Esaltando la defunta Canova vuole far riflettere sulla fatalità della morte, sul rimpianto e sull’amore corrisposto, che riesce a mantenere in vita (l’amore) le persone scomparse, proprio con il ricordo. L’impronta classica vive nell’opera quasi teatrale di Canova. Le ceneri della defunta vengono portate verso il buio della morte da un corteo di donne, bambine e un anziano, tutti legati da una ghirlanda di fiori e tutti camminano sullo stesso tappeto, che simboleggia il destino, il quale unisce l’esterno (vita) con l’interno (morte).

Paolina Borghese è una scultura eseguita per Napoleone. Paolina è raffigurata come Venere vincitrice: con grazia, tiene in mano il pomo della vittoria offerto da Paride alla dea giudicata da lui la più bella. È rappresentata adagiata su un divano con una sponda rialzata. Il busto è appoggiato a due cuscini ed è nudo fin quasi all’inguine. La parte inferiore del corpo è ammantata da un drappo che segue le curve inguinali e sottolinea l’attacco dei glutei, generando un forte senso di erotismo. Le sembianze sono divine e Paolina è fuori della realtà terrena, anche se la cera rosata spalmata da Canova sulle parti nude della statua la riporta al mondo umano. Il letto di legno nascondeva un ingranaggio che consentiva alla scultura di ruotare: con la luce generava effetti visivi che rendevano l’opera sempre inedita.
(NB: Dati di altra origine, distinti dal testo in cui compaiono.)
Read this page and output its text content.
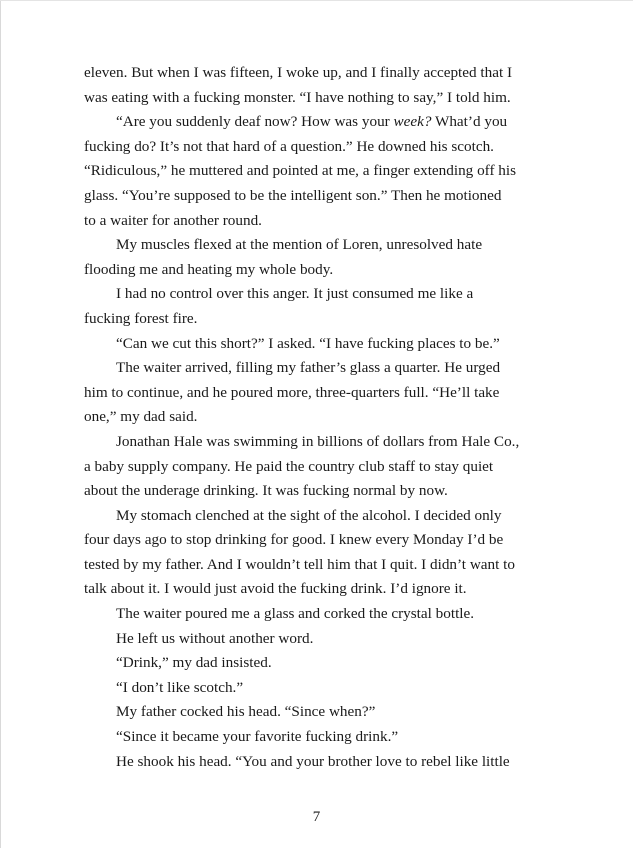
eleven. But when I was fifteen, I woke up, and I finally accepted that I
was eating with a fucking monster. “I have nothing to say,” I told him.

“Are you suddenly deaf now? How was your week? What’d you
fucking do? It’s not that hard of a question.” He downed his scotch.
“Ridiculous,” he muttered and pointed at me, a finger extending off his
glass. “You’re supposed to be the intelligent son.” Then he motioned
to a waiter for another round.

My muscles flexed at the mention of Loren, unresolved hate
flooding me and heating my whole body.

I had no control over this anger. It just consumed me like a
fucking forest fire.

“Can we cut this short?” I asked. “I have fucking places to be.”

The waiter arrived, filling my father’s glass a quarter. He urged
him to continue, and he poured more, three-quarters full. “He’ll take
one,” my dad said.

Jonathan Hale was swimming in billions of dollars from Hale Co.,
a baby supply company. He paid the country club staff to stay quiet
about the underage drinking. It was fucking normal by now.

My stomach clenched at the sight of the alcohol. I decided only
four days ago to stop drinking for good. I knew every Monday I’d be
tested by my father. And I wouldn’t tell him that I quit. I didn’t want to
talk about it. I would just avoid the fucking drink. I’d ignore it.

The waiter poured me a glass and corked the crystal bottle.

He left us without another word.

“Drink,” my dad insisted.

“I don’t like scotch.”

My father cocked his head. “Since when?”

“Since it became your favorite fucking drink.”

He shook his head. “You and your brother love to rebel like little

7
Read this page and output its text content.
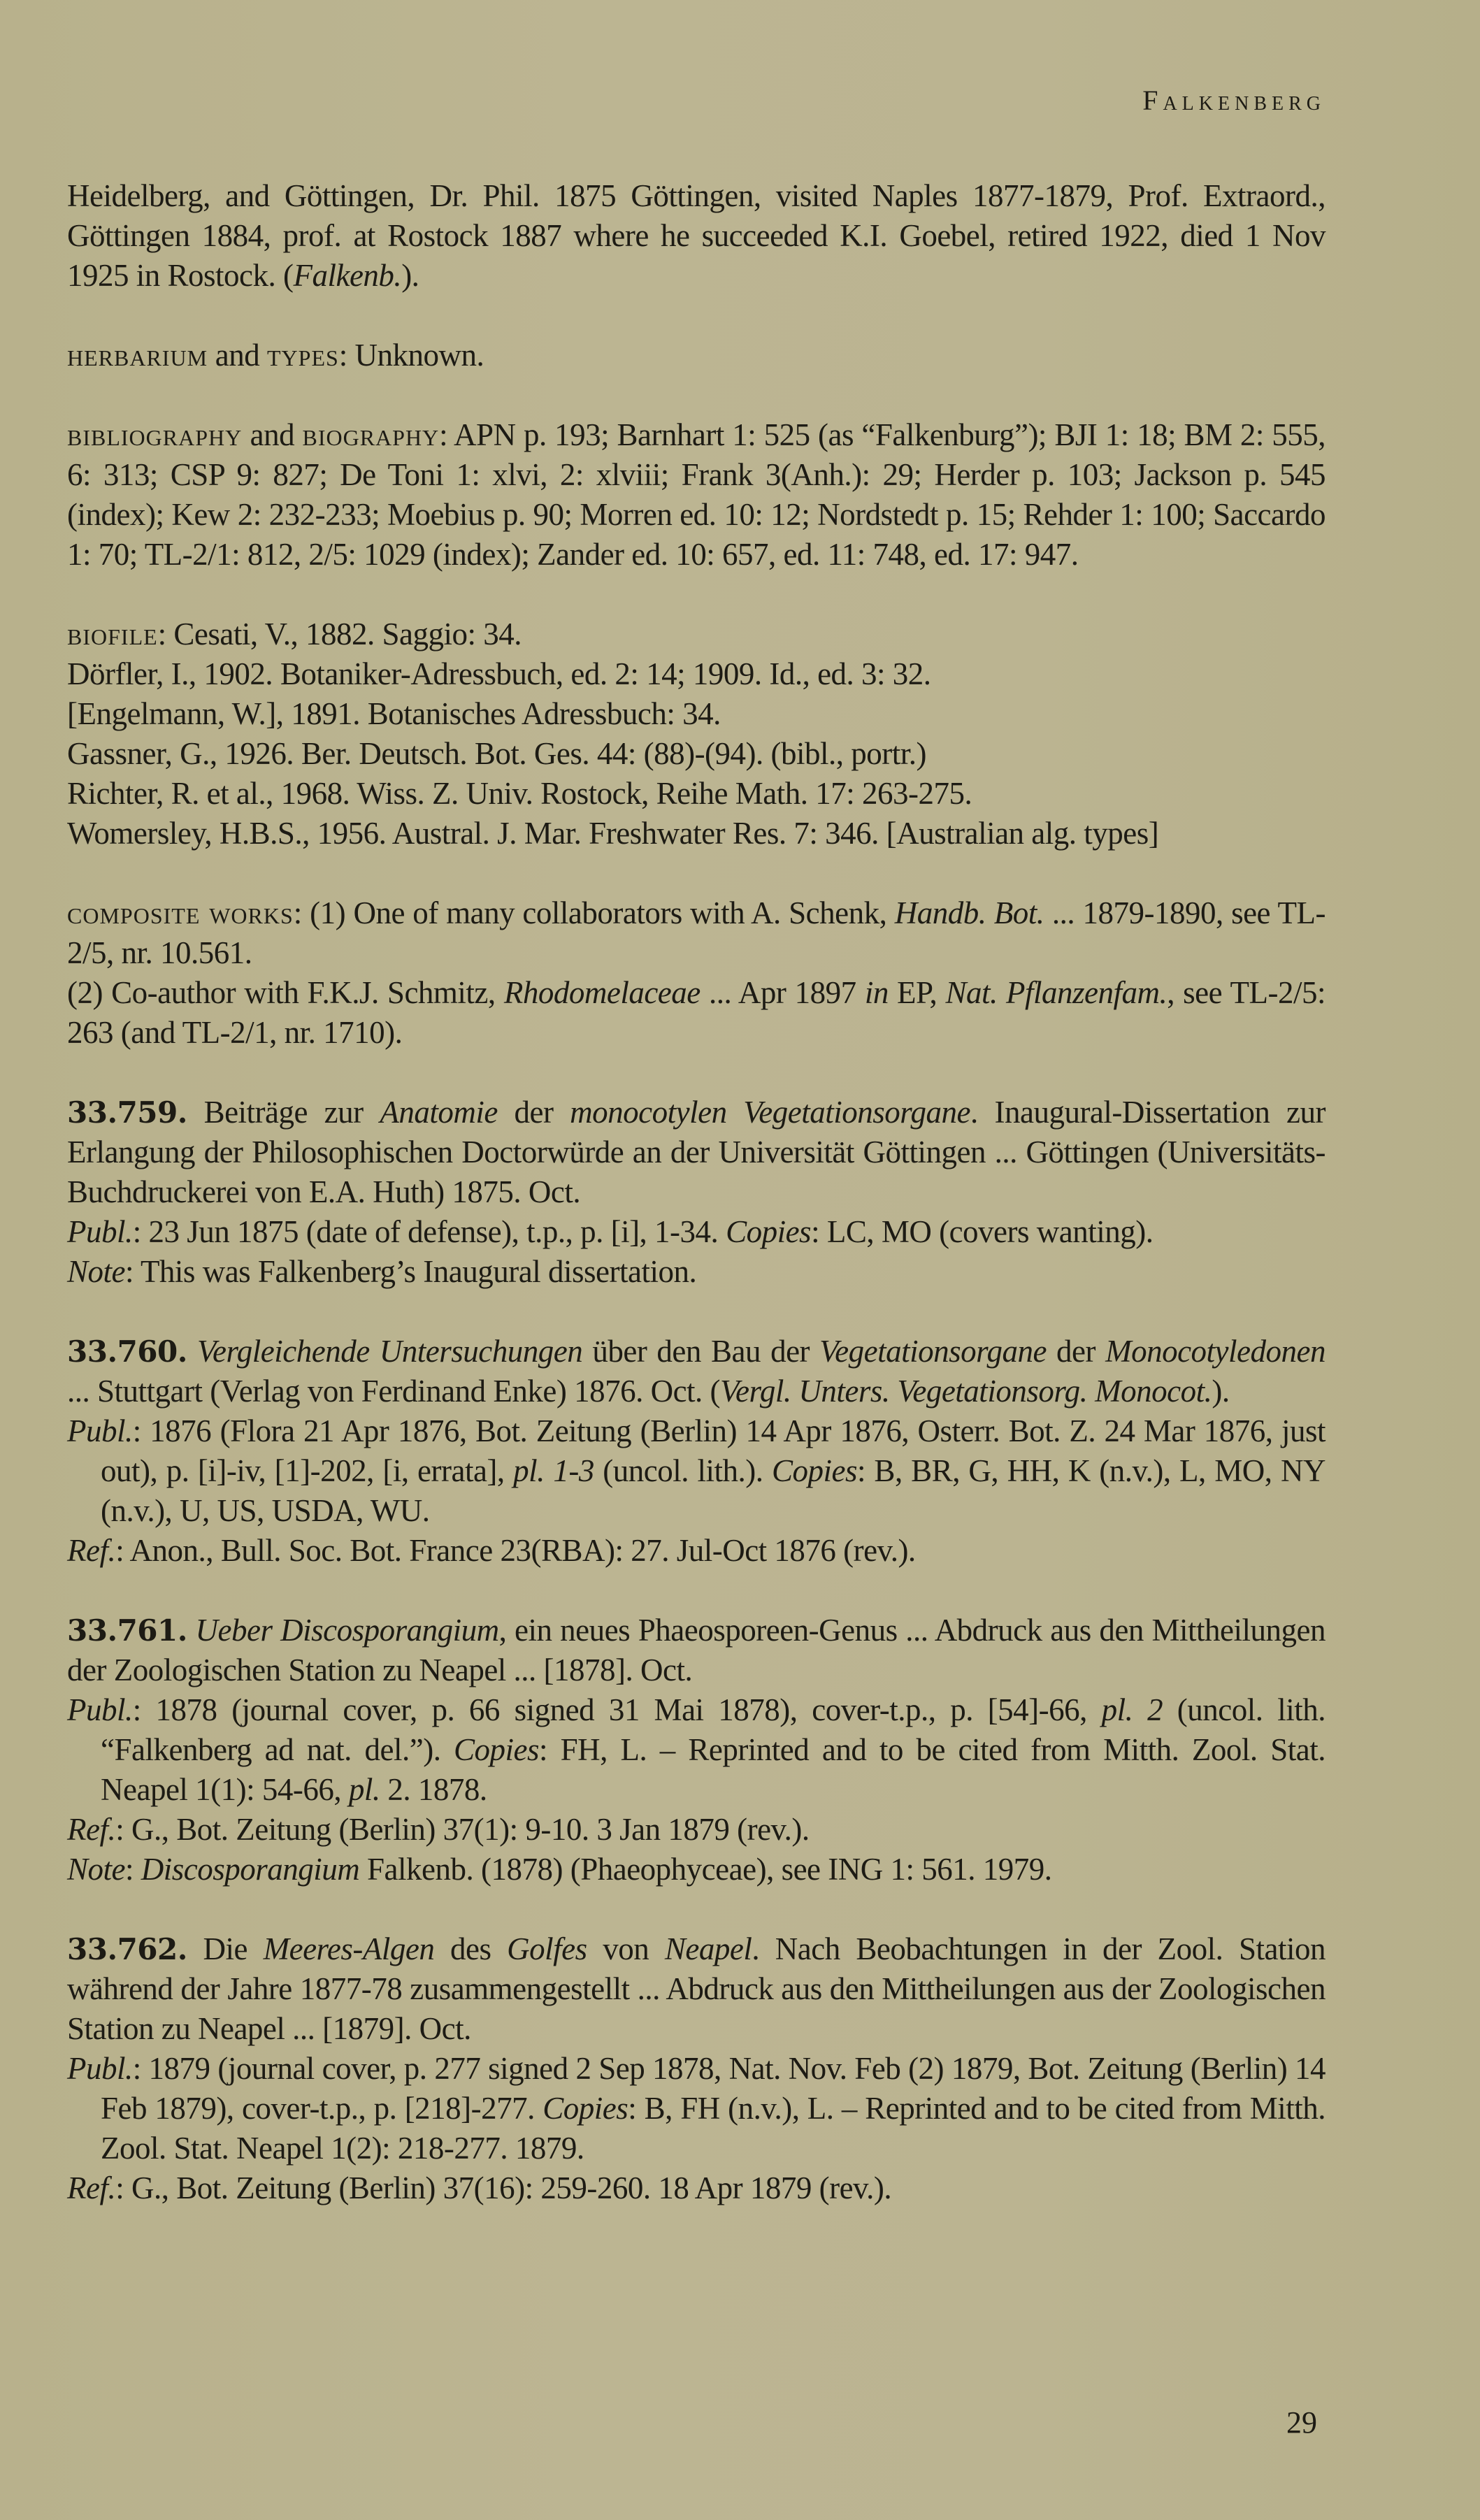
Falkenberg

Heidelberg, and Göttingen, Dr. Phil. 1875 Göttingen, visited Naples 1877-1879, Prof. Extraord., Göttingen 1884, prof. at Rostock 1887 where he succeeded K.I. Goebel, retired 1922, died 1 Nov 1925 in Rostock. (Falkenb.).

herbarium and types: Unknown.

bibliography and biography: APN p. 193; Barnhart 1: 525 (as “Falkenburg”); BJI 1: 18; BM 2: 555, 6: 313; CSP 9: 827; De Toni 1: xlvi, 2: xlviii; Frank 3(Anh.): 29; Herder p. 103; Jackson p. 545 (index); Kew 2: 232-233; Moebius p. 90; Morren ed. 10: 12; Nordstedt p. 15; Rehder 1: 100; Saccardo 1: 70; TL-2/1: 812, 2/5: 1029 (index); Zander ed. 10: 657, ed. 11: 748, ed. 17: 947.

biofile: Cesati, V., 1882. Saggio: 34.

Dörfler, I., 1902. Botaniker-Adressbuch, ed. 2: 14; 1909. Id., ed. 3: 32.

[Engelmann, W.], 1891. Botanisches Adressbuch: 34.

Gassner, G., 1926. Ber. Deutsch. Bot. Ges. 44: (88)-(94). (bibl., portr.)

Richter, R. et al., 1968. Wiss. Z. Univ. Rostock, Reihe Math. 17: 263-275.

Womersley, H.B.S., 1956. Austral. J. Mar. Freshwater Res. 7: 346. [Australian alg. types]

composite works: (1) One of many collaborators with A. Schenk, Handb. Bot. ... 1879-1890, see TL-2/5, nr. 10.561.

(2) Co-author with F.K.J. Schmitz, Rhodomelaceae ... Apr 1897 in EP, Nat. Pflanzenfam., see TL-2/5: 263 (and TL-2/1, nr. 1710).

33.759. Beiträge zur Anatomie der monocotylen Vegetationsorgane. Inaugural-Dissertation zur Erlangung der Philosophischen Doctorwürde an der Universität Göttingen ... Göttingen (Universitäts-Buchdruckerei von E.A. Huth) 1875. Oct.

Publ.: 23 Jun 1875 (date of defense), t.p., p. [i], 1-34. Copies: LC, MO (covers wanting).

Note: This was Falkenberg’s Inaugural dissertation.

33.760. Vergleichende Untersuchungen über den Bau der Vegetationsorgane der Monocotyledonen ... Stuttgart (Verlag von Ferdinand Enke) 1876. Oct. (Vergl. Unters. Vegetationsorg. Monocot.).

Publ.: 1876 (Flora 21 Apr 1876, Bot. Zeitung (Berlin) 14 Apr 1876, Osterr. Bot. Z. 24 Mar 1876, just out), p. [i]-iv, [1]-202, [i, errata], pl. 1-3 (uncol. lith.). Copies: B, BR, G, HH, K (n.v.), L, MO, NY (n.v.), U, US, USDA, WU.

Ref.: Anon., Bull. Soc. Bot. France 23(RBA): 27. Jul-Oct 1876 (rev.).

33.761. Ueber Discosporangium, ein neues Phaeosporeen-Genus ... Abdruck aus den Mittheilungen der Zoologischen Station zu Neapel ... [1878]. Oct.

Publ.: 1878 (journal cover, p. 66 signed 31 Mai 1878), cover-t.p., p. [54]-66, pl. 2 (uncol. lith. “Falkenberg ad nat. del.”). Copies: FH, L. – Reprinted and to be cited from Mitth. Zool. Stat. Neapel 1(1): 54-66, pl. 2. 1878.

Ref.: G., Bot. Zeitung (Berlin) 37(1): 9-10. 3 Jan 1879 (rev.).

Note: Discosporangium Falkenb. (1878) (Phaeophyceae), see ING 1: 561. 1979.

33.762. Die Meeres-Algen des Golfes von Neapel. Nach Beobachtungen in der Zool. Station während der Jahre 1877-78 zusammengestellt ... Abdruck aus den Mittheilungen aus der Zoologischen Station zu Neapel ... [1879]. Oct.

Publ.: 1879 (journal cover, p. 277 signed 2 Sep 1878, Nat. Nov. Feb (2) 1879, Bot. Zeitung (Berlin) 14 Feb 1879), cover-t.p., p. [218]-277. Copies: B, FH (n.v.), L. – Reprinted and to be cited from Mitth. Zool. Stat. Neapel 1(2): 218-277. 1879.

Ref.: G., Bot. Zeitung (Berlin) 37(16): 259-260. 18 Apr 1879 (rev.).

29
Tèseo sul Minotauro è la sua prima scultura realizzata appena arrivato a Roma. Si raffigura la vicenda nel momento terminante: non c’è azione né dramma. Tèseo è tranquillo e rilassato nella sua posizione, perché non è più preda di passioni violente. È il simbolo della vittoria della ragione sulla bestialità. Canova vuole raggiungere la bellezza ideale che i Greci avevano realizzato.

Il marmo era l’unico elemento che riteneva adatto alla scultura perché rendeva giustizia alla pelle del corpo umano. Molto spesso gli passava una cera rosata per rendere anche il colore della pelle. Molto spesso si faceva aiutare dagli aiutanti di bottega che svolgevano le mansioni minori. Lui è estremamente attento ai particolari.